On Behalf of | Feb 5, 2015 | Personal Injury

Injury claimIf you haven’t met with an accident attorney, you may be wondering how much your case is worth. The value of your Personal Injury case generally depends on the following factors:

Total Medical Bills

Lost Wages

General Damages

By adding these four factors together, you should arrive at a figure close to the value of your case.

Your Total Medical Bills includes the reasonable and necessary expenses of bills you incurred to treat for injuries related to your claim.  The terms reasonable, necessary and related mean that the bills only apply to injuries sustained in the current accident. This means that the insurance company isn’t obligated to pay for treatment for any injuries unrelated to the current accident.

Medical bills also include future medical bills that are related to the current collision.

Lost Wages is the amount of money that you did not earn because of your injuries following the collision. As with your medical bills, you are entitled to claim loss of earnings in the future if you can prove you will not be able to work, or if your earning capacity is reduced.

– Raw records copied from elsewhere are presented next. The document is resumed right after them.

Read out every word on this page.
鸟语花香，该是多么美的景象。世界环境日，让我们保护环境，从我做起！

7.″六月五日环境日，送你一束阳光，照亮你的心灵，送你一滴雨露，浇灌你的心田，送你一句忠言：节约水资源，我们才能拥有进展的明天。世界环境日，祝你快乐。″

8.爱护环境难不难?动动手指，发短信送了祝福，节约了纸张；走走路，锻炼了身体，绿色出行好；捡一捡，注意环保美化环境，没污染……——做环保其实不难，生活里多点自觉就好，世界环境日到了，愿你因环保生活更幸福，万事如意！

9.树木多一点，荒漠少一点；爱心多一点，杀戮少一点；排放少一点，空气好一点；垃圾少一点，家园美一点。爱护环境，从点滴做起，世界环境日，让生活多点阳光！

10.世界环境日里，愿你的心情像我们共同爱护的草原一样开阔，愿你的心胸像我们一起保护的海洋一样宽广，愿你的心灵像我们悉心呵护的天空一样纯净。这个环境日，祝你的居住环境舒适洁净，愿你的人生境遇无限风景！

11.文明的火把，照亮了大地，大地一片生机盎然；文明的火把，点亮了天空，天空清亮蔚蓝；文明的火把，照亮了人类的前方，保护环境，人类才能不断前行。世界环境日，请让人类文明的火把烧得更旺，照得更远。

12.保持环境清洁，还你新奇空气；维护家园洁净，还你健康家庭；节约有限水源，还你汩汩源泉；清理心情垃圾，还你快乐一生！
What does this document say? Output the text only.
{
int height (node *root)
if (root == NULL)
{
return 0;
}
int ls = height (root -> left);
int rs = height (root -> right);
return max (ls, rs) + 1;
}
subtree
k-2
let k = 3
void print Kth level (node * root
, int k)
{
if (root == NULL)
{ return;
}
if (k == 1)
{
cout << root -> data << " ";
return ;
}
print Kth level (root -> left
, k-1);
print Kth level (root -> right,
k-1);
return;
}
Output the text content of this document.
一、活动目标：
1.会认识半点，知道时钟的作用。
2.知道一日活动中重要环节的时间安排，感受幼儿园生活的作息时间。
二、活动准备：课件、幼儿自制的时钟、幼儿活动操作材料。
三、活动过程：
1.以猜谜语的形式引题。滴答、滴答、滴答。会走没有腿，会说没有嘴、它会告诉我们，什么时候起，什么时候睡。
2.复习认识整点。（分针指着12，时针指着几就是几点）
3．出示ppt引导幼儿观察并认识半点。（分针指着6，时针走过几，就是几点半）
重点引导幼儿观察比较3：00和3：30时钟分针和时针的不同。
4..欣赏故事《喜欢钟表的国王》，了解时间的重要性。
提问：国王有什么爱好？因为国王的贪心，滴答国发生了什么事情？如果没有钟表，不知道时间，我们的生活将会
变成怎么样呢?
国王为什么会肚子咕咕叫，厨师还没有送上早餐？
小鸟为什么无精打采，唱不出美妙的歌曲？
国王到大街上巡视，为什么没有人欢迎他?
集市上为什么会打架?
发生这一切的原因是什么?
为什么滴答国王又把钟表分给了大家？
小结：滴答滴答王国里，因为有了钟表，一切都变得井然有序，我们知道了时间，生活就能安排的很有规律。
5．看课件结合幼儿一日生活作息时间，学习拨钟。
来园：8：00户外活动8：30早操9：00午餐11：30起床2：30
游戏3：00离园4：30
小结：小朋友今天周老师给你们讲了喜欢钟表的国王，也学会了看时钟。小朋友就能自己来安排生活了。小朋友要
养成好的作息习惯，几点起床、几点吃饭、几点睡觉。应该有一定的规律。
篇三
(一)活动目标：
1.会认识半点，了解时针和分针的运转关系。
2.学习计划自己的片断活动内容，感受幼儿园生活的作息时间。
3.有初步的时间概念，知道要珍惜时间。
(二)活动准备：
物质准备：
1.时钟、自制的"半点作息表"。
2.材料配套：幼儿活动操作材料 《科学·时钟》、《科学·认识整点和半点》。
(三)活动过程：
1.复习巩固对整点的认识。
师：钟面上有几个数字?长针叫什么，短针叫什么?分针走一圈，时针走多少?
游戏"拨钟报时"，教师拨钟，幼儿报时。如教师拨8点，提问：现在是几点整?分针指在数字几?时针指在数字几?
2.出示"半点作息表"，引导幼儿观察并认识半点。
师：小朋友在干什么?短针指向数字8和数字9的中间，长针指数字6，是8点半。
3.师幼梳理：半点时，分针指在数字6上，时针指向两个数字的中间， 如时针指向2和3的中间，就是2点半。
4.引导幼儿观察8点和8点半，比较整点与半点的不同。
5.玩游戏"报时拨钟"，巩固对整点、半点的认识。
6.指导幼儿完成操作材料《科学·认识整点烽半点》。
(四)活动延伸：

General Damages is usually called “pain and suffering.” It is more difficult to estimate as there is no objective way to measure your pain.  Factors to keep in mind for your general damages include inconvenience, emotional distress, pain, suffering, lowered quality of life, grief, anxiety and humiliation.  These losses can also include future damages.

There are methods to demonstrate to the insurance company the extent of your pain and suffering to estimate the value. Generally, people tend to multiply the total medical bills times 3 to estimate a value for pain and suffering. This isn’t how skilled injury attorneys calculate damages, but it’s easy for the lay person to understand.

One of the things we advise people to do after a collision is to keep a calendar or a journal and each day write down where they hurt, and how bad. For instance, a really sore neck might be recorded as “right, rear neck pain close to shoulder, 8/10.” The numeric is a scale of ten with 1 being no pain, and 10 being severe pain. Keeping this calendar will help your attorney get you more money later.

When adding up your total damages you should arrive at a number that represents a fair amount to settle your case.  However, there may be other factors that affect your settlement, so do not be surprised when the insurance company does not give you what you think is fair.